During this period of time, Murshid Quli Khan had no sons, and thus no heirs. He decided to nominate his grandson Sarfaraz as his successor. Hearing this, Shuja tried to get approval and support from Emperor Muhammad Shah, sending his emmisaries to Delhi to obtain subahdari. When he heard that Murshid Quli was on his deathbed, he rushed back to the palace and proclaimed himself the lawful subahdar of Bengal and Odisha. Sarfaraz, upon hearing this, wanted to contend against his father. But Zainab-un-Nissa dissuaded him by saying:

"Your father is old; after him, the Subahdari as well as the country with its treasure would devolve on you. To fight against one's own father is cause of loss in this world and in the next as well as ignominy. It is prudent that till the lifetime of your father, you should remain contented with the Diwani of Bengal."

She eventually reconciled with her husband when he had expressed his regret in wronging her and Sarfaraz. By resolving the conflict between father and son, she dissipated a crisis that could have caused chaos in Murshidabad with her magnamity and tact. When Bihar was annexed to the subah of Bengal, Shuja had decided to appoint one of his sons there. But she refused to part with Sarfaraz, nor was content with Ali Taqi, her stepson, being appointed. Shuja accepted her decision and it was due to her that Alivardi Khan was appointed as the deputy governor of Bihar.

She was greatly respect and enjoyed pre-eminence during Alivardi Khan's reign due to her high rank and power. She insisted on receiving recognition as the sole heiress of the late Murshid Quli Khan's entire estate and government. By doing this, she consolidated an ally in him, and Shuja presented him with the khillat (gifts) of the Naib Nazim of Patna.
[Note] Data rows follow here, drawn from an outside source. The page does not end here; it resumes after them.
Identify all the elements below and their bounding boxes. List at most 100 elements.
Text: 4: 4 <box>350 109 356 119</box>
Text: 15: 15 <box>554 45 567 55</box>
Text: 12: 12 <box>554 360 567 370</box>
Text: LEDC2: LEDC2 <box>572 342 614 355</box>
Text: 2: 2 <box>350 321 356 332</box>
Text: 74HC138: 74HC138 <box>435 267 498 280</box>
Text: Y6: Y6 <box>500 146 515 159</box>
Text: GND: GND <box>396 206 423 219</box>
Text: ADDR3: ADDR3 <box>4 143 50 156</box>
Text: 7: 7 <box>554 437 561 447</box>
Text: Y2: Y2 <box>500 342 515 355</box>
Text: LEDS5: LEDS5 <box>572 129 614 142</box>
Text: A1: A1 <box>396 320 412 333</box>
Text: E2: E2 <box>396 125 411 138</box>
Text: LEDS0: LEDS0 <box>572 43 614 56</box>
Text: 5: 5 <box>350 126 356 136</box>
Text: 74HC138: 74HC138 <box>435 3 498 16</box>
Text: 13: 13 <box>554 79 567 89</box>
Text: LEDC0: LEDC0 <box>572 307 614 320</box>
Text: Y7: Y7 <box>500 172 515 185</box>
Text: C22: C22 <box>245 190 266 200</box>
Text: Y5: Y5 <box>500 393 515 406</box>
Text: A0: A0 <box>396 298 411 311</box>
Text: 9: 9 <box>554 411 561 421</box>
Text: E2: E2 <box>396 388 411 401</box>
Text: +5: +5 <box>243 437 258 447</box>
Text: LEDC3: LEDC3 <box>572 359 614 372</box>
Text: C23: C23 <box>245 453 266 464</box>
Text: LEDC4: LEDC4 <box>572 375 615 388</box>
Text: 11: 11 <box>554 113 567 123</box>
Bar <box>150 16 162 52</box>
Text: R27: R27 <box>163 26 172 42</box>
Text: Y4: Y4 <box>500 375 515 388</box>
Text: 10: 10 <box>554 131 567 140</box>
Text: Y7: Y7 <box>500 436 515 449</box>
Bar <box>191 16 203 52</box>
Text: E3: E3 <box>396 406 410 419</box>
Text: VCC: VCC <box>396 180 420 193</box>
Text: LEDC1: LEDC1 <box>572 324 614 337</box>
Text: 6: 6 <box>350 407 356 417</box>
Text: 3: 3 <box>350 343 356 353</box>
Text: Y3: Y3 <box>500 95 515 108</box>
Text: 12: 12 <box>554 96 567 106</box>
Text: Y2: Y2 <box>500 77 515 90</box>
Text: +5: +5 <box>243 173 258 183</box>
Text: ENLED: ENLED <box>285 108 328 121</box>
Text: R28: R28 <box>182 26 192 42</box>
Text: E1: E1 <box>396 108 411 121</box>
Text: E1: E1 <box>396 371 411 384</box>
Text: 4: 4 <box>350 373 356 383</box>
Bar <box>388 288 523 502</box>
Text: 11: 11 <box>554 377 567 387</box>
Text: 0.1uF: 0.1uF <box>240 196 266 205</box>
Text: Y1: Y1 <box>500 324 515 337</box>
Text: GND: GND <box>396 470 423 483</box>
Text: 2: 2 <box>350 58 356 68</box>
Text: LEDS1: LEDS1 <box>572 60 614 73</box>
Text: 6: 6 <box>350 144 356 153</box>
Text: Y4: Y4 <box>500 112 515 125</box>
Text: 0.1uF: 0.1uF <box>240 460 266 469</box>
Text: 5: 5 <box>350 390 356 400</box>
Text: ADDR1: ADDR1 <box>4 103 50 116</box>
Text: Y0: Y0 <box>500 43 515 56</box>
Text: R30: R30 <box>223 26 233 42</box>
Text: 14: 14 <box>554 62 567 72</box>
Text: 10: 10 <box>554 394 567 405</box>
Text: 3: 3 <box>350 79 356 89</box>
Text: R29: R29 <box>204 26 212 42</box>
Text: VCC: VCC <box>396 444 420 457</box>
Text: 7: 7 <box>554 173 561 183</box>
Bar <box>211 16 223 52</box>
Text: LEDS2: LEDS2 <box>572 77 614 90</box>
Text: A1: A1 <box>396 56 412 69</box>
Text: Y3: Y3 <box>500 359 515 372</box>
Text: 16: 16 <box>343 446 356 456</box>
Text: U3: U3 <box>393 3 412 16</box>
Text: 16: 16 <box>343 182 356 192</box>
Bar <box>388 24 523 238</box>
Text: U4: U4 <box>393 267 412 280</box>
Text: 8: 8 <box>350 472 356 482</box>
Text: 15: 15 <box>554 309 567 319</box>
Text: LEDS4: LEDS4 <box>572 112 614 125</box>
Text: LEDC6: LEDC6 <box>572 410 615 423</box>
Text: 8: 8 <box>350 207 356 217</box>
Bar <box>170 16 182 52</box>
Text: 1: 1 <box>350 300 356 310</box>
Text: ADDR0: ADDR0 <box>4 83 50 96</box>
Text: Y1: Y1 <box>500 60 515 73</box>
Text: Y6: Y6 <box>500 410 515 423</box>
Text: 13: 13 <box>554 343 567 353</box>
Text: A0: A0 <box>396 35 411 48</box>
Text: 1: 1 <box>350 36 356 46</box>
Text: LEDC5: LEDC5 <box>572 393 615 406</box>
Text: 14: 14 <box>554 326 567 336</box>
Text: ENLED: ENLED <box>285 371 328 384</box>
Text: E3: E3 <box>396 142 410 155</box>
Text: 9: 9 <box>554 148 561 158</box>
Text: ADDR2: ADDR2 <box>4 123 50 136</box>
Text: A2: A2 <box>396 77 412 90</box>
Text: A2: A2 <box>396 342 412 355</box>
Soon, Alivardi Khan overthrew Sarfaraz Khan. During the battle of Giria, Sarfaraz was struck by an musket ball and died along with his sons. Zainab-un-Nissa was sent a letter by Alivardi Khan, saying how the outcome was written in the books of fate, that he regretted his actions and would never fail to show respect towards her until the last breath of his life.

The governor of Dhaka, Nawazish Muhammad managed to persuade Zainab-un-Nissa to move into his palace and become his adoptive mother. She was entrusted with absolute control and ruled his household, carrying orders without reference to Nawazish.